Nous sommes un peuple de vaincus, soit, mais qu’on soit content de l’être me sidère.
Ce n’est qu’ainsi que je peux m’expliquer la débâcle que les forces souverainistes ont connue cette semaine. Les Québécois ont fait fi de l’histoire, ils ont oublié comme par magie les 20 ans de luttes qu’ont livrées la députation québécoise du Bloc québécois en terrain ennemi, à Ottawa, face à des adversaires cent fois plus coriaces, qui avaient toute la machine fédérale avec eux, peu importe leurs couleurs politiques. Ces députés du Bloc, qui travaillaient dans l’adversité permanente, n’ont jamais été mêlés à un quelconque scandale et ils ont en tout temps défendu nos intérêts. Je les remercie de tout cœur et je trouve déplorable qu’on les ait ainsi virés cavalièrement, nous, du Québec. Nous sommes des sans-cœur.
Les Québécois se sont laissés berner par la propagande du régime en place, relayée par Radio-Canada et La Presse, entre autres, qui ne cessait de marteler que le Bloc ne servait à rien, qu’il empêchait l’accès au vrai pouvoir des Québécois, qu’il nuisait au fonctionnement de l’État, qu’il présentait toujours une image négative du fédéralisme, qu’il était de droite sous un déguisement social-démocrate, etc.
Les Québécois ont cru au chant des sirènes du NDP/NPD qui leur ont fait miroiter que seul ce parti pouvait barrer la route à la droite conservatrice, qu’il s’agissait d’un vote stratégique, d’un vote de gauche, avec pour résultat aujourd’hui que nous nous retrouvons avec un gouvernement majoritaire de droite qui va faire passer toutes ses lois : abolition du registre des armes à feu, resserrement des lois punitives contre les jeunes contrevenants et de la répression policière comme lors du sommet du G20 à Toronto, alignement accentué sur les politiques guerrières des États-Unis, augmentation des budgets militaires, coupes dans les budgets de la culture, sans parler des cadeaux aux entreprises pétrolières de l’Ouest canadien, sans parler surtout de l’oubli dans lequel va tomber notre pays québécois. Car il ne faut pas compter sur les nouveaux élus du NDP/NPD, «si beaux, si jeunes», comme la grosse presse se plaît à les présenter, pour défendre nos revendications, ce parti est le plus centralisateur des partis fédéralistes.

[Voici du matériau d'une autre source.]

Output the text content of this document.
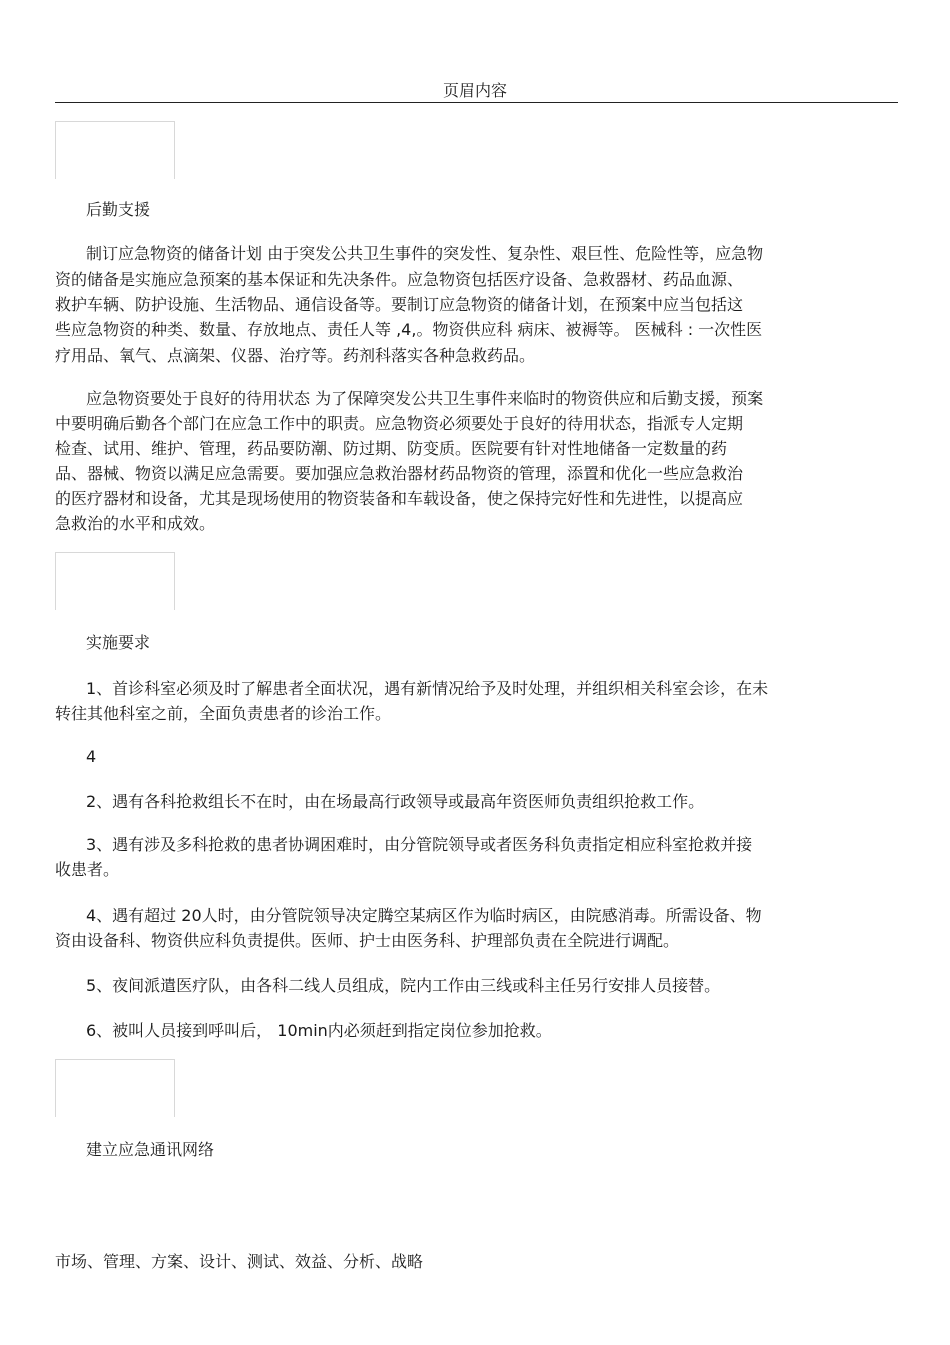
页眉内容
后勤支援
制订应急物资的储备计划 由于突发公共卫生事件的突发性、复杂性、艰巨性、危险性等，应急物
资的储备是实施应急预案的基本保证和先决条件。应急物资包括医疗设备、急救器材、药品血源、
救护车辆、防护设施、生活物品、通信设备等。要制订应急物资的储备计划，在预案中应当包括这
些应急物资的种类、数量、存放地点、责任人等 ,4,。物资供应科 病床、被褥等。 医械科 : 一次性医
疗用品、氧气、点滴架、仪器、治疗等。药剂科落实各种急救药品。
应急物资要处于良好的待用状态 为了保障突发公共卫生事件来临时的物资供应和后勤支援，预案
中要明确后勤各个部门在应急工作中的职责。应急物资必须要处于良好的待用状态，指派专人定期
检查、试用、维护、管理，药品要防潮、防过期、防变质。医院要有针对性地储备一定数量的药
品、器械、物资以满足应急需要。要加强应急救治器材药品物资的管理，添置和优化一些应急救治
的医疗器材和设备，尤其是现场使用的物资装备和车载设备，使之保持完好性和先进性，以提高应
急救治的水平和成效。
实施要求
1、首诊科室必须及时了解患者全面状况，遇有新情况给予及时处理，并组织相关科室会诊，在未
转往其他科室之前，全面负责患者的诊治工作。
4
2、遇有各科抢救组长不在时，由在场最高行政领导或最高年资医师负责组织抢救工作。
3、遇有涉及多科抢救的患者协调困难时，由分管院领导或者医务科负责指定相应科室抢救并接
收患者。
4、遇有超过 20人时，由分管院领导决定腾空某病区作为临时病区，由院感消毒。所需设备、物
资由设备科、物资供应科负责提供。医师、护士由医务科、护理部负责在全院进行调配。
5、夜间派遣医疗队，由各科二线人员组成，院内工作由三线或科主任另行安排人员接替。
6、被叫人员接到呼叫后， 10min内必须赶到指定岗位参加抢救。
建立应急通讯网络
市场、管理、方案、设计、测试、效益、分析、战略
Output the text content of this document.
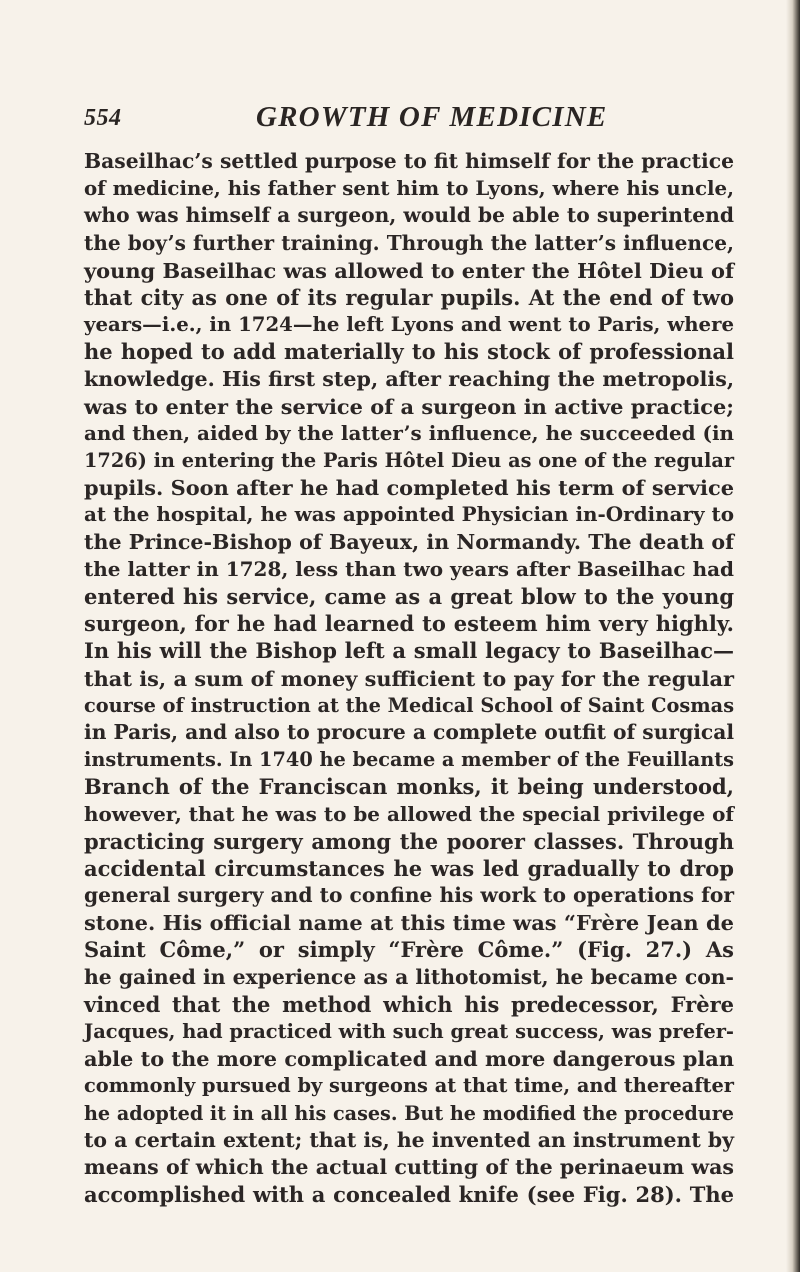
554	GROWTH OF MEDICINE
Baseilhac’s settled purpose to fit himself for the practice
of medicine, his father sent him to Lyons, where his uncle,
who was himself a surgeon, would be able to superintend
the boy’s further training. Through the latter’s influence,
young Baseilhac was allowed to enter the Hôtel Dieu of
that city as one of its regular pupils. At the end of two
years—i.e., in 1724—he left Lyons and went to Paris, where
he hoped to add materially to his stock of professional
knowledge. His first step, after reaching the metropolis,
was to enter the service of a surgeon in active practice;
and then, aided by the latter’s influence, he succeeded (in
1726) in entering the Paris Hôtel Dieu as one of the regular
pupils. Soon after he had completed his term of service
at the hospital, he was appointed Physician in-Ordinary to
the Prince-Bishop of Bayeux, in Normandy. The death of
the latter in 1728, less than two years after Baseilhac had
entered his service, came as a great blow to the young
surgeon, for he had learned to esteem him very highly.
In his will the Bishop left a small legacy to Baseilhac—
that is, a sum of money sufficient to pay for the regular
course of instruction at the Medical School of Saint Cosmas
in Paris, and also to procure a complete outfit of surgical
instruments. In 1740 he became a member of the Feuillants
Branch of the Franciscan monks, it being understood,
however, that he was to be allowed the special privilege of
practicing surgery among the poorer classes. Through
accidental circumstances he was led gradually to drop
general surgery and to confine his work to operations for
stone. His official name at this time was “Frère Jean de
Saint Côme,” or simply “Frère Côme.” (Fig. 27.) As
he gained in experience as a lithotomist, he became con-
vinced that the method which his predecessor, Frère
Jacques, had practiced with such great success, was prefer-
able to the more complicated and more dangerous plan
commonly pursued by surgeons at that time, and thereafter
he adopted it in all his cases. But he modified the procedure
to a certain extent; that is, he invented an instrument by
means of which the actual cutting of the perinaeum was
accomplished with a concealed knife (see Fig. 28). The
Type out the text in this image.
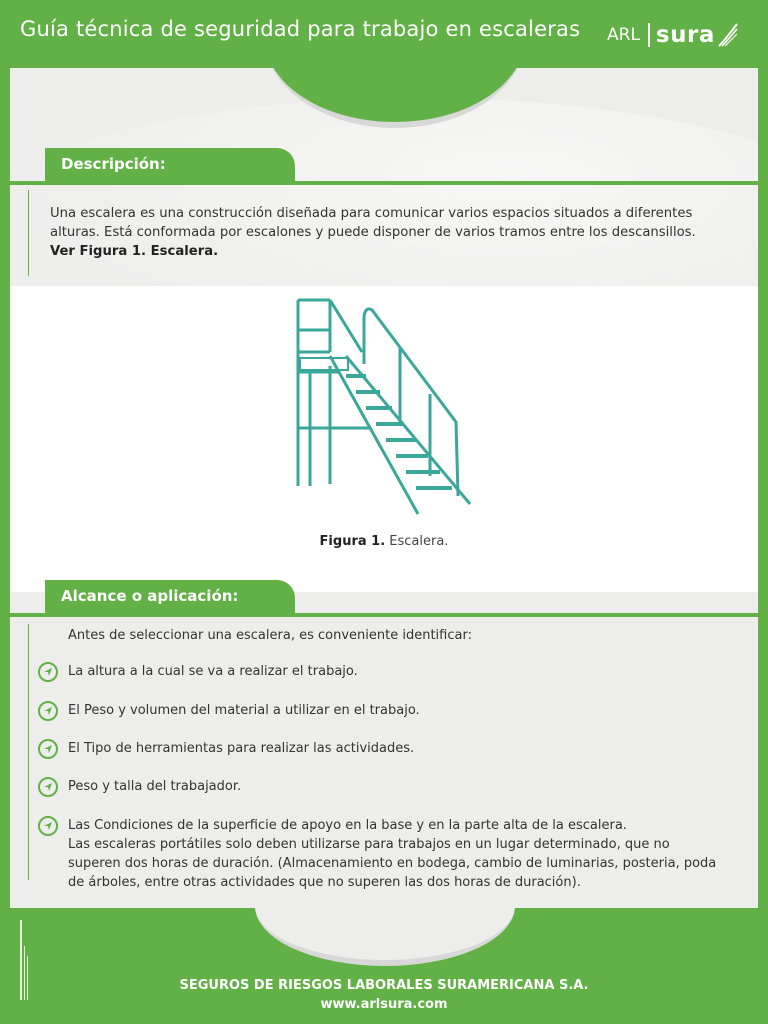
Guía técnica de seguridad para trabajo en escaleras ARL sura
Descripción:
Una escalera es una construcción diseñada para comunicar varios espacios situados a diferentes alturas. Está conformada por escalones y puede disponer de varios tramos entre los descansillos.
Ver Figura 1. Escalera.
Figura 1. Escalera.
Alcance o aplicación:
Antes de seleccionar una escalera, es conveniente identificar:
La altura a la cual se va a realizar el trabajo.
El Peso y volumen del material a utilizar en el trabajo.
El Tipo de herramientas para realizar las actividades.
Peso y talla del trabajador.
Las Condiciones de la superficie de apoyo en la base y en la parte alta de la escalera.
Las escaleras portátiles solo deben utilizarse para trabajos en un lugar determinado, que no
superen dos horas de duración. (Almacenamiento en bodega, cambio de luminarias, posteria, poda
de árboles, entre otras actividades que no superen las dos horas de duración).
SEGUROS DE RIESGOS LABORALES SURAMERICANA S.A.
www.arlsura.com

Mais cela, nos si beaux, si jeunes députés du NDP/NPD ne peuvent le savoir ou encore ne veulent même pas le savoir.
Avec pour résultat que nous retournons désormais à l’ère du bilinguisme et du drapeau canadian mur à mur. Nous allons entendre mononcle Jack parler bilingue comme Jean Chrétien le faisait il n’y a pas si longtemps, avec comme toile de fond le discours sirupeux des bons sentiments. Personne ne peut être contre la vertu…
Les hommes et les femmes du Bloc défendaient bec et ongles les intérêts spécifiques du Québec mais le NDP/NPD défendra les intérêts spécifiques du Canada, coast to coast, comme il l’a démontré par le passé, avec comme «lieutenant québécois» l’ex-pourfendeur de la Loi 101 au côté d’Alliance Québec, Thomas Mulcair.
«Speak white and loud/
qu'on vous entende/
de Saint-Henri à Saint-Domingue
/oui quelle admirable langue/
pour embaucher/
donner des ordres/
fixer l'heure de la mort à l'ouvrage
/et de la pause qui rafraîchit
/et ravigote le dollar» (Michèle Lalonde).
Je suis en deuil, j’ai perdu mon député, Gilles Duceppe, un homme intègre qui a donné 20 ans de sa vie pour défendre l’idéal d’indépendance. Je rase les murs et je me méfie désormais des gens que je croise dans la rue parce que ce peuple de vaincus auquel je m’identifiais fièrement et au côté duquel je luttais a troqué soudainement son intelligence contre un plat de lentilles, juste «pour le fun», pour suivre la vague. Ces gens du pays n’ont pas hésité à «raser une forêt entière pour y planter des petites pousses», pour reprendre l’expression de Richard Martineau. Les Québécois ont même élu, dans un comté à 99% francophone, une personne unilingue anglaise qui ne réside même pas au Québec et qui n’a pas mis les pieds dans sa circonscription durant les 38 jours que la campagne électorale a duré. J’ai honte.
Et je me méfie encore plus de Québec solidaire qui doit maintenant rêver de conquérir le Québec, à la manière du NDP/NPD, avec un discours social-démocrate qui mettra en veilleuse notre combat pour l’indépendance du Québec, parce que soi-disant «les Québécois ne veulent plus en entendre parler». Comme s’il s’agissait d’une recette gagnante.